“Se c’era bisogno ancora di una prova, quanto accaduto ad Ariano Irpino con la selvaggia reazione ed aggressione a due agenti ad opera di una ventina di detenuti, è l’ennesima dimostrazione che nelle carceri comandano sempre loro al punto da decidere loro chi deve e chi non deve stare in cella”.
Ad affermarlo è il segretario generale del Sindacato Polizia Penitenziaria – S.PP. – Aldo Di Giacomo esprimendo prima di tutto vicinanza ai colleghi che hanno subito gravissime ferite e alle rispettive famiglie.
“Siamo al punto che – aggiunge – prima di assegnare un detenuto specie se africano, extracomunitario ad una cella si deve ottenere l’autorizzazione, come se non bastasse che dalle carceri del Nord e del Sud del Paese boss ed esponenti di spicco della criminalità organizzata continuano ad impartire ordini dentro e fuori.
L’aggravante – dice Di Giacomo – è il senso diffuso di impunibilità che rafforza la sfida allo Stato.
È naturale chiedersi se siamo solo di fronte ad una diffusa incapacità di far fronte alla criminalità che opera dal carcere o se c’è dell’altro.
Questa situazione conferma – dice ancora Di Giacomo – che, come sosteniamo da anni, la lotta alle mafie e alla criminalità organizzata si conduce a partire dal carcere dove sono detenuti capi clan e boss insieme ad esponenti di spicco delle famiglie.

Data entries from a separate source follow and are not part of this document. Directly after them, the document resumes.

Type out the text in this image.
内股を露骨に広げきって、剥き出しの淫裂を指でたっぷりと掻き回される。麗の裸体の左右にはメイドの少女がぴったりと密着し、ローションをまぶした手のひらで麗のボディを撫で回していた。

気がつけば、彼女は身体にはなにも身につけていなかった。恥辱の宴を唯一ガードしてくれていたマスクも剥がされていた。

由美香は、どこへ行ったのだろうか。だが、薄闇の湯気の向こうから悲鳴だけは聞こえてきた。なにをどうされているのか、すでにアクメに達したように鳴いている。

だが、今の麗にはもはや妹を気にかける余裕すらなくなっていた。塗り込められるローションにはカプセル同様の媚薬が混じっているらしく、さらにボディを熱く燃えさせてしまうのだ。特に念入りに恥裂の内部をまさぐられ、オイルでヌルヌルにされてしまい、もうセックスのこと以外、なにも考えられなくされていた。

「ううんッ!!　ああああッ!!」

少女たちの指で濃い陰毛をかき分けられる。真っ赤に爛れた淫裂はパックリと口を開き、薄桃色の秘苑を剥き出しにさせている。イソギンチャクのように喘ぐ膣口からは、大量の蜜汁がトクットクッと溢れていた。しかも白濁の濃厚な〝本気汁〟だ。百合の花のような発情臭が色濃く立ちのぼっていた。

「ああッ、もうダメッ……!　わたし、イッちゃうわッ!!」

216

E il continuo ritrovamento di telefonini in gran parte arrivati dal “cielo” (attraverso i droni) è il primo elemento per interrompere, una volta per tutte, il “comando” dal carcere ai territori oltre alle minacce ed estorsioni.
“L’effetto devastante di tutto questo è lo scoraggiamento per le vittime delle mafie a denunciare e collaborare con i magistrati perché se picchiano gli agenti in carcere possono continuare a fare paura e la lotta alla criminalità rischia una brutta battuta d’arresto”.